The three leads aren’t given the proper time to grow as a team in this discombobulated edit, making it more disappointing for fans who have waited a long time to see this trio on the big screen together. The dynamic between Brie Larson and Teyonah Parris feels especially undercut given that Carol has known Monica since she was a child in the first movie. Iman Vellani is doing a lot of the heavy lifting with her natural charisma, though the script doesn’t offer her much growth when she isn’t playing the comedic relief by fangirling over superheroes. The three stars do their best with what they are given, which is not much to begin with. Weak MCU films in the past have been able to be somewhat redeemed by charming lead actors. However, The Marvels is just too bogged down by other issues. Brie, Teyonah, and Iman innocent!
The villain is among the weakest of the entire MCU franchise, it’s hard to even remember their name throughout the movie because the role is written so by the books. Zawe Ashton’s talents are wasted. Korean superstar Park Seo-joon makes a noble impression as Prince Yan of the planet Aladna, who has a spicey history with Carol. The people of Aladna only communicate in song, leading to a musical number between Carol and Yan that makes for the best sequence in the film. However, it’s quickly undercut by the need to have another rinse-and-repeat action scene. A later sequence that involves Goose the Flerken and a slew of Flerken kittens proves that there are some really hilarious and creative ideas present in The Marvels, they just don’t flow together at all. At best, fans can get a kick watching these scenes in “best of” compilation videos later down the line.

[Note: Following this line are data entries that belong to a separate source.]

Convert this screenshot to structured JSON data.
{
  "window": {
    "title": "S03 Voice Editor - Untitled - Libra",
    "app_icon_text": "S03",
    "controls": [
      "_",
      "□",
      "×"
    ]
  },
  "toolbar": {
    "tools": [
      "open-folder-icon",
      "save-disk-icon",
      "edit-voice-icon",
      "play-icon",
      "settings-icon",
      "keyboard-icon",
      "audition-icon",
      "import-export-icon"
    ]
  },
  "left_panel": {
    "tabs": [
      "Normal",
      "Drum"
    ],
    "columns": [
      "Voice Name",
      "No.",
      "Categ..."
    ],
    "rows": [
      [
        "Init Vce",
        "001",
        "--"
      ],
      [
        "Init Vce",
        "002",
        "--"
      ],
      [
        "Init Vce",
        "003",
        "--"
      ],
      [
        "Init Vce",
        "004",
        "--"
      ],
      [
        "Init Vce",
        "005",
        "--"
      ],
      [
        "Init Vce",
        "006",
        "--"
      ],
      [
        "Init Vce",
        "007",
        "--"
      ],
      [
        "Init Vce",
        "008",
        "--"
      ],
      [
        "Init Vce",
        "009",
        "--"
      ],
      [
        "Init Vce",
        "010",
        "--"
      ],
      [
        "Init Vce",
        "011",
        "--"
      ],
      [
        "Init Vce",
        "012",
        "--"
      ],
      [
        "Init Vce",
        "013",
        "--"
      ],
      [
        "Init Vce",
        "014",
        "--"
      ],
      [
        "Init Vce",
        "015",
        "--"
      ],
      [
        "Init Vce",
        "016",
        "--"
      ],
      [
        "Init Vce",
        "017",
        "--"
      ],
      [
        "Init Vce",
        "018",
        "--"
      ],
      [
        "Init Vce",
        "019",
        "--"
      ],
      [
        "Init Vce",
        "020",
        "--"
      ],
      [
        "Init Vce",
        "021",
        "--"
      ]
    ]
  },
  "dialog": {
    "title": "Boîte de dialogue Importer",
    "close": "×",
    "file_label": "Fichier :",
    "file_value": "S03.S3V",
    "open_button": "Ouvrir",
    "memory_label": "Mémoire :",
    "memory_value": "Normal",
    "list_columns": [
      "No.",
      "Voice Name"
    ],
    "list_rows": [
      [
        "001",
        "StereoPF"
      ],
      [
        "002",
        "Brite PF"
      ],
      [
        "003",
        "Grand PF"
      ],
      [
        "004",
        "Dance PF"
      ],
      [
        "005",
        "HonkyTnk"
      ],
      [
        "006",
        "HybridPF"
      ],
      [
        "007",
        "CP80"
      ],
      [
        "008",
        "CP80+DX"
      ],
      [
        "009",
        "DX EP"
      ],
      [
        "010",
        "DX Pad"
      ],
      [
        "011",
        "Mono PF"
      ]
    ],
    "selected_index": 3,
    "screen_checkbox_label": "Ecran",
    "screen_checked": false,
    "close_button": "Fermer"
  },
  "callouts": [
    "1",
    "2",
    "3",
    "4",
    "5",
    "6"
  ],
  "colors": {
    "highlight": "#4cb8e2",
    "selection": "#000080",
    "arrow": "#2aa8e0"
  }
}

There hasn’t been an MCU film that feels this tampered with since the early days of phases one and two. Why did it need to be this movie? Well, maybe because Marvel Studios president Kevin Feige’s dream of interconnecting stories from both film and TV has its fair share of limitations. Since plenty of plot threads from the first Captain Marvel movie are merely glossed over, The Marvels doesn’t work as a proper sequel. Since Kamala doesn’t get much of a true arc that is more than just what’s on the surface with her powers, The Marvels doesn’t really work as a sequel to her show either. Monica’s character also doesn’t get presented with an interesting challenge until the very end. The switching places element with the three heroes is merely a gimmick for action overload (cinematographer Sean Bobbitt putting in some real work) rather than being thematically relevant too.
There’s obvious turmoil running from the top to bottom of Marvel Studios right now, and it’s going to take a lot more than a cuteness overload with CGI cats to make these projects watchable. At this moment, things aren’t looking good for the future of Marvel films, yet there could still be time for Kevin Feige and his team to apply any lessons learned. Will that actually happen though, after all the continuous disappointments of phase 5? Who knows, but after sitting through the credits of The Marvels, I can say with certainty that any changes will come far later down the road as things might just be looking to get bleaker in the immediate future.